【社説】台湾東部地震 救援活動や復旧を支えたい

台湾東部の花蓮沖で大きな地震が発生し、10人が死亡したほか1000人以上の負傷者が出た。現在も山間部で600人以上が孤立し、いまだに安否不明の人もいる。

台湾当局の救援活動や被災地の復旧を日本も支えたい。

沖縄でも津波を観測

日本の気象庁は地震の規模をマグニチュード(M)7・7と推定。震源に近い花蓮では震度6強を観測した。台湾では2400人以上の死者を出した1999年の大地震以来、最大規模の地震で、日本でも沖縄県・与那国島と宮古島で30㌢、石垣島で20㌢の津波が観測された。

台湾東部の観光名所、太魯閣(タロコ)渓谷のホテルと近隣施設では約500人が孤立している。キャンプ場や避難所となった小学校施設でも計100人以上が救助を待っている。ホテルの日本人女性2人はヘリコプターで救出された。

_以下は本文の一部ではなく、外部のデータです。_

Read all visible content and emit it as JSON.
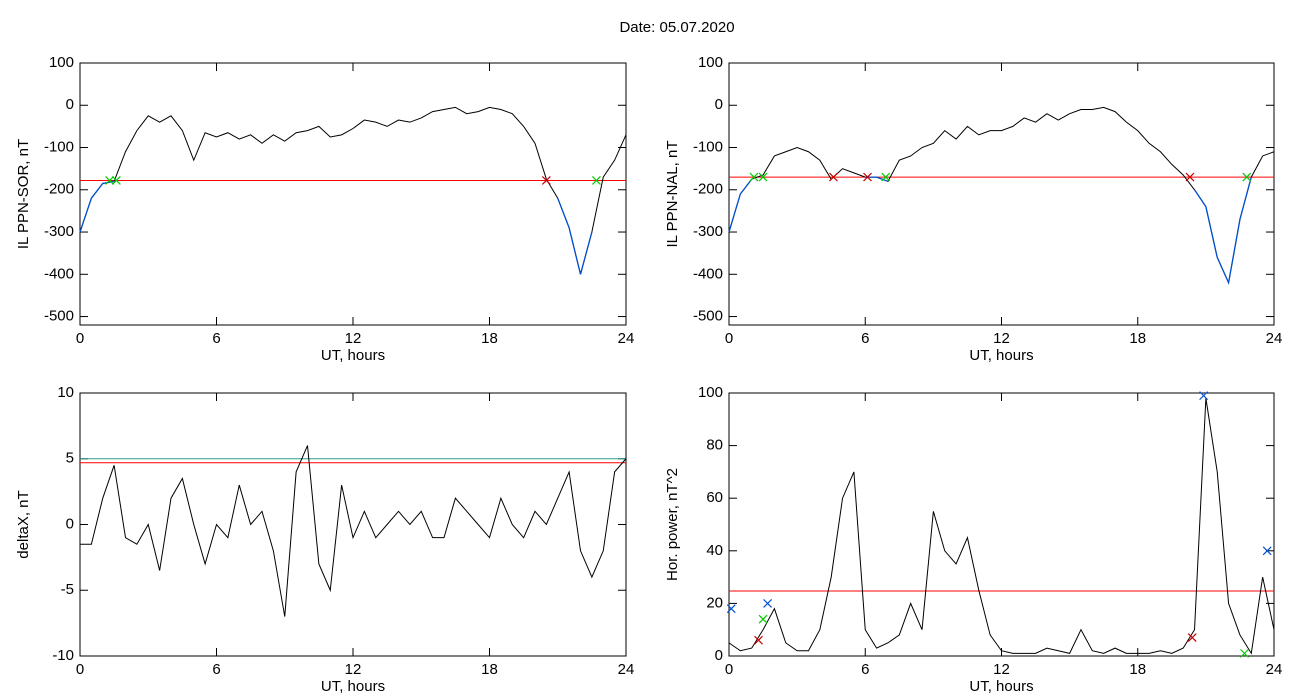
{
  "title": "Date:  05.07.2020",
  "chart_data": [
    {
      "type": "line",
      "xlabel": "UT, hours",
      "ylabel": "IL PPN-SOR, nT",
      "xlim": [
        0,
        24
      ],
      "xticks": [
        0,
        6,
        12,
        18,
        24
      ],
      "ylim": [
        -520,
        100
      ],
      "yticks": [
        100,
        0,
        -100,
        -200,
        -300,
        -400,
        -500
      ],
      "x": [
        0,
        0.5,
        1,
        1.5,
        2,
        2.5,
        3,
        3.5,
        4,
        4.5,
        5,
        5.5,
        6,
        6.5,
        7,
        7.5,
        8,
        8.5,
        9,
        9.5,
        10,
        10.5,
        11,
        11.5,
        12,
        12.5,
        13,
        13.5,
        14,
        14.5,
        15,
        15.5,
        16,
        16.5,
        17,
        17.5,
        18,
        18.5,
        19,
        19.5,
        20,
        20.5,
        21,
        21.5,
        22,
        22.5,
        23,
        23.5,
        24
      ],
      "series": [
        {
          "color": "#000000",
          "values": [
            -300,
            -220,
            -185,
            -180,
            -110,
            -60,
            -25,
            -40,
            -25,
            -60,
            -130,
            -65,
            -75,
            -65,
            -80,
            -70,
            -90,
            -70,
            -85,
            -65,
            -60,
            -50,
            -75,
            -70,
            -55,
            -35,
            -40,
            -50,
            -35,
            -40,
            -30,
            -15,
            -10,
            -5,
            -20,
            -15,
            -5,
            -10,
            -20,
            -50,
            -90,
            -175,
            -220,
            -290,
            -400,
            -300,
            -170,
            -130,
            -70
          ]
        }
      ],
      "threshold": {
        "value": -178,
        "color": "#ff0000",
        "below_color": "#0050d0"
      },
      "hlines": [
        {
          "value": -178,
          "color": "#ff0000"
        }
      ],
      "markers": [
        {
          "x": 1.3,
          "y": -178,
          "color": "#00cc00"
        },
        {
          "x": 1.6,
          "y": -178,
          "color": "#00cc00"
        },
        {
          "x": 20.5,
          "y": -178,
          "color": "#cc0000"
        },
        {
          "x": 22.7,
          "y": -178,
          "color": "#00cc00"
        }
      ]
    },
    {
      "type": "line",
      "xlabel": "UT, hours",
      "ylabel": "IL PPN-NAL, nT",
      "xlim": [
        0,
        24
      ],
      "xticks": [
        0,
        6,
        12,
        18,
        24
      ],
      "ylim": [
        -520,
        100
      ],
      "yticks": [
        100,
        0,
        -100,
        -200,
        -300,
        -400,
        -500
      ],
      "x": [
        0,
        0.5,
        1,
        1.5,
        2,
        2.5,
        3,
        3.5,
        4,
        4.5,
        5,
        5.5,
        6,
        6.5,
        7,
        7.5,
        8,
        8.5,
        9,
        9.5,
        10,
        10.5,
        11,
        11.5,
        12,
        12.5,
        13,
        13.5,
        14,
        14.5,
        15,
        15.5,
        16,
        16.5,
        17,
        17.5,
        18,
        18.5,
        19,
        19.5,
        20,
        20.5,
        21,
        21.5,
        22,
        22.5,
        23,
        23.5,
        24
      ],
      "series": [
        {
          "color": "#000000",
          "values": [
            -300,
            -210,
            -175,
            -165,
            -120,
            -110,
            -100,
            -110,
            -130,
            -175,
            -150,
            -160,
            -170,
            -170,
            -180,
            -130,
            -120,
            -100,
            -90,
            -60,
            -80,
            -50,
            -70,
            -60,
            -60,
            -50,
            -30,
            -40,
            -20,
            -35,
            -20,
            -10,
            -10,
            -5,
            -15,
            -40,
            -60,
            -90,
            -110,
            -140,
            -165,
            -200,
            -240,
            -360,
            -420,
            -270,
            -170,
            -120,
            -110
          ]
        }
      ],
      "threshold": {
        "value": -170,
        "color": "#ff0000",
        "below_color": "#0050d0"
      },
      "hlines": [
        {
          "value": -170,
          "color": "#ff0000"
        }
      ],
      "markers": [
        {
          "x": 1.1,
          "y": -170,
          "color": "#00cc00"
        },
        {
          "x": 1.5,
          "y": -170,
          "color": "#00cc00"
        },
        {
          "x": 4.6,
          "y": -170,
          "color": "#cc0000"
        },
        {
          "x": 6.1,
          "y": -170,
          "color": "#cc0000"
        },
        {
          "x": 6.9,
          "y": -170,
          "color": "#00cc00"
        },
        {
          "x": 20.3,
          "y": -170,
          "color": "#cc0000"
        },
        {
          "x": 22.8,
          "y": -170,
          "color": "#00cc00"
        }
      ]
    },
    {
      "type": "line",
      "xlabel": "UT, hours",
      "ylabel": "deltaX, nT",
      "xlim": [
        0,
        24
      ],
      "xticks": [
        0,
        6,
        12,
        18,
        24
      ],
      "ylim": [
        -10,
        10
      ],
      "yticks": [
        10,
        5,
        0,
        -5,
        -10
      ],
      "x": [
        0,
        0.5,
        1,
        1.5,
        2,
        2.5,
        3,
        3.5,
        4,
        4.5,
        5,
        5.5,
        6,
        6.5,
        7,
        7.5,
        8,
        8.5,
        9,
        9.5,
        10,
        10.5,
        11,
        11.5,
        12,
        12.5,
        13,
        13.5,
        14,
        14.5,
        15,
        15.5,
        16,
        16.5,
        17,
        17.5,
        18,
        18.5,
        19,
        19.5,
        20,
        20.5,
        21,
        21.5,
        22,
        22.5,
        23,
        23.5,
        24
      ],
      "series": [
        {
          "color": "#000000",
          "values": [
            -1.5,
            -1.5,
            2,
            4.5,
            -1,
            -1.5,
            0,
            -3.5,
            2,
            3.5,
            0,
            -3,
            0,
            -1,
            3,
            0,
            1,
            -2,
            -7,
            4,
            6,
            -3,
            -5,
            3,
            -1,
            1,
            -1,
            0,
            1,
            0,
            1,
            -1,
            -1,
            2,
            1,
            0,
            -1,
            2,
            0,
            -1,
            1,
            0,
            2,
            4,
            -2,
            -4,
            -2,
            4,
            5
          ]
        }
      ],
      "hlines": [
        {
          "value": 5,
          "color": "#2a9d8f"
        },
        {
          "value": 4.7,
          "color": "#ff0000"
        }
      ],
      "markers": []
    },
    {
      "type": "line",
      "xlabel": "UT, hours",
      "ylabel": "Hor. power, nT^2",
      "xlim": [
        0,
        24
      ],
      "xticks": [
        0,
        6,
        12,
        18,
        24
      ],
      "ylim": [
        0,
        100
      ],
      "yticks": [
        0,
        20,
        40,
        60,
        80,
        100
      ],
      "x": [
        0,
        0.5,
        1,
        1.5,
        2,
        2.5,
        3,
        3.5,
        4,
        4.5,
        5,
        5.5,
        6,
        6.5,
        7,
        7.5,
        8,
        8.5,
        9,
        9.5,
        10,
        10.5,
        11,
        11.5,
        12,
        12.5,
        13,
        13.5,
        14,
        14.5,
        15,
        15.5,
        16,
        16.5,
        17,
        17.5,
        18,
        18.5,
        19,
        19.5,
        20,
        20.5,
        21,
        21.5,
        22,
        22.5,
        23,
        23.5,
        24
      ],
      "series": [
        {
          "color": "#000000",
          "values": [
            5,
            2,
            3,
            10,
            18,
            5,
            2,
            2,
            10,
            30,
            60,
            70,
            10,
            3,
            5,
            8,
            20,
            10,
            55,
            40,
            35,
            45,
            25,
            8,
            2,
            1,
            1,
            1,
            3,
            2,
            1,
            10,
            2,
            1,
            3,
            1,
            1,
            1,
            2,
            1,
            3,
            10,
            98,
            70,
            20,
            8,
            1,
            30,
            10
          ]
        }
      ],
      "hlines": [
        {
          "value": 24.7,
          "color": "#ff0000"
        }
      ],
      "markers": [
        {
          "x": 0.1,
          "y": 18,
          "color": "#0050d0"
        },
        {
          "x": 1.3,
          "y": 6,
          "color": "#cc0000"
        },
        {
          "x": 1.5,
          "y": 14,
          "color": "#00cc00"
        },
        {
          "x": 1.7,
          "y": 20,
          "color": "#0050d0"
        },
        {
          "x": 20.4,
          "y": 7,
          "color": "#cc0000"
        },
        {
          "x": 20.9,
          "y": 99,
          "color": "#0050d0"
        },
        {
          "x": 22.7,
          "y": 1,
          "color": "#00cc00"
        },
        {
          "x": 23.7,
          "y": 40,
          "color": "#0050d0"
        }
      ]
    }
  ]
}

上川陽子外相は被災地を支援するため、日本の対台湾窓口機関である日本台湾交流協会を通じ、100万㌦(約1億5000万円)規模の緊急無償資金協力を行うと発表した。救援や復旧に向けた人員派遣も、台湾から要請があればすぐに行動に移せるよう備える必要がある。

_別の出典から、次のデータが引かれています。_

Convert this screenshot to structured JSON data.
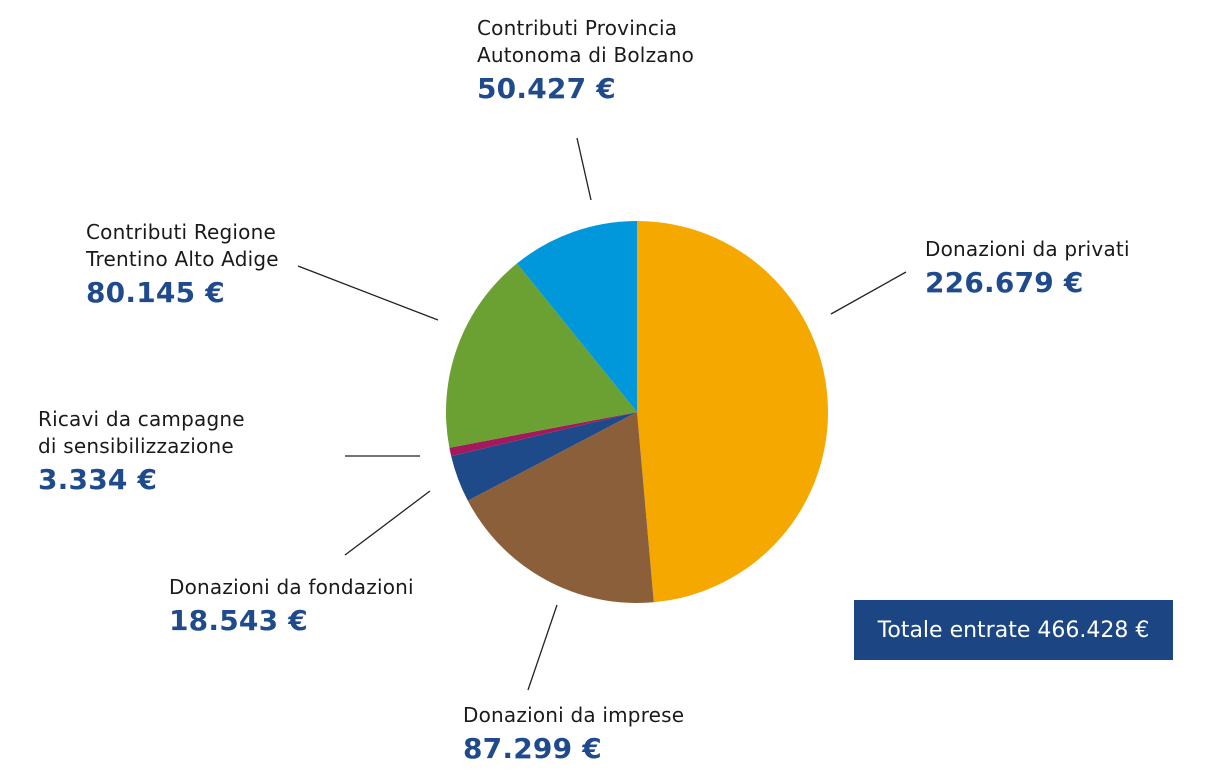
{
  "chart_data": {
    "type": "pie",
    "currency": "€",
    "slices": [
      {
        "label": "Donazioni da privati",
        "value": 226679,
        "display": "226.679 €",
        "color": "#f5a800"
      },
      {
        "label": "Donazioni da imprese",
        "value": 87299,
        "display": "87.299 €",
        "color": "#8c5f3b"
      },
      {
        "label": "Donazioni da fondazioni",
        "value": 18543,
        "display": "18.543 €",
        "color": "#1e4a8a"
      },
      {
        "label": "Ricavi da campagne\ndi sensibilizzazione",
        "value": 3334,
        "display": "3.334 €",
        "color": "#a3195b"
      },
      {
        "label": "Contributi Regione\nTrentino Alto Adige",
        "value": 80145,
        "display": "80.145 €",
        "color": "#6aa132"
      },
      {
        "label": "Contributi Provincia\nAutonoma di Bolzano",
        "value": 50427,
        "display": "50.427 €",
        "color": "#0097db"
      }
    ],
    "total_label": "Totale entrate 466.428 €",
    "total": 466428
  }
}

地震を受け、岸田文雄首相は自身のX(旧ツイッター)に「大変心を痛めている」「必要な支援を行う用意がある」などと投稿。これに対し、台湾の蔡英文総統もXで「改めて台湾と日本の友好を感じた」と感謝の意を表明した。

かつて台湾は東日本大震災の際、世界でも最高レベルとなる約200億円の義援金を日本に送った。能登半島地震の義援金も25億円以上に上る。日本が大規模災害に見舞われた時、いつも温かい支援の手を差し伸べてくれた台湾に今こそ恩返しすべき時である。

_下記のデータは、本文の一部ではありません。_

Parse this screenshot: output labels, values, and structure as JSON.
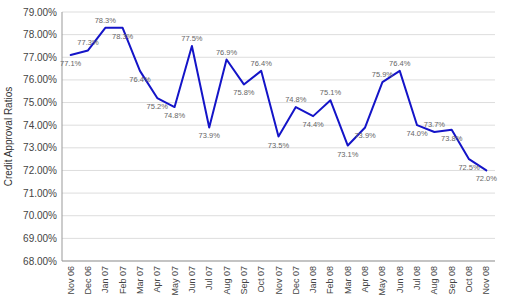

台湾では1月の総統選で当選した与党・民進党の頼清徳副総統が、5月に総統に就任する。蔡氏と同様に日米など民主主義国との連携を重視する頼氏が総統を務めることは、日本にとっても望ましい。今回の地震を巡っては中国も救援の意向を表明したが、台湾は「(中国)大陸側に災害救助に協力してもらう必要性はない」として断った。

台湾統一を目指す中国は、総統選の際も親中的な候補の当選に向けて「一つの中国」原則を認めない民進党政権のイメージ低下につながる偽情報をSNS上で拡散した。こうした中国への警戒を強める台湾が、支援の申し出を拒否したのは当然だと言えよう。

頼新政権の発足を控え、日本は台湾との一層の関係強化に努めなければならない。中国の脅威増大を念頭に、台湾との安全保障関係を定めた米国の「台湾関係法」と同様の法整備を検討すべきだ。

内外の支援に経験活用を

一方、日本では能登半島地震発生から3カ月が経過したが、復旧は道半ばだ。ボランティアの受け入れ態勢整備や仮設住宅建設のペースを上げ、被災者の負担を軽減する必要がある。

能登も含め、日本では多くの大規模災害が発生した。今後の国内外の災害支援に復旧・復興の経験を活用すべきだ。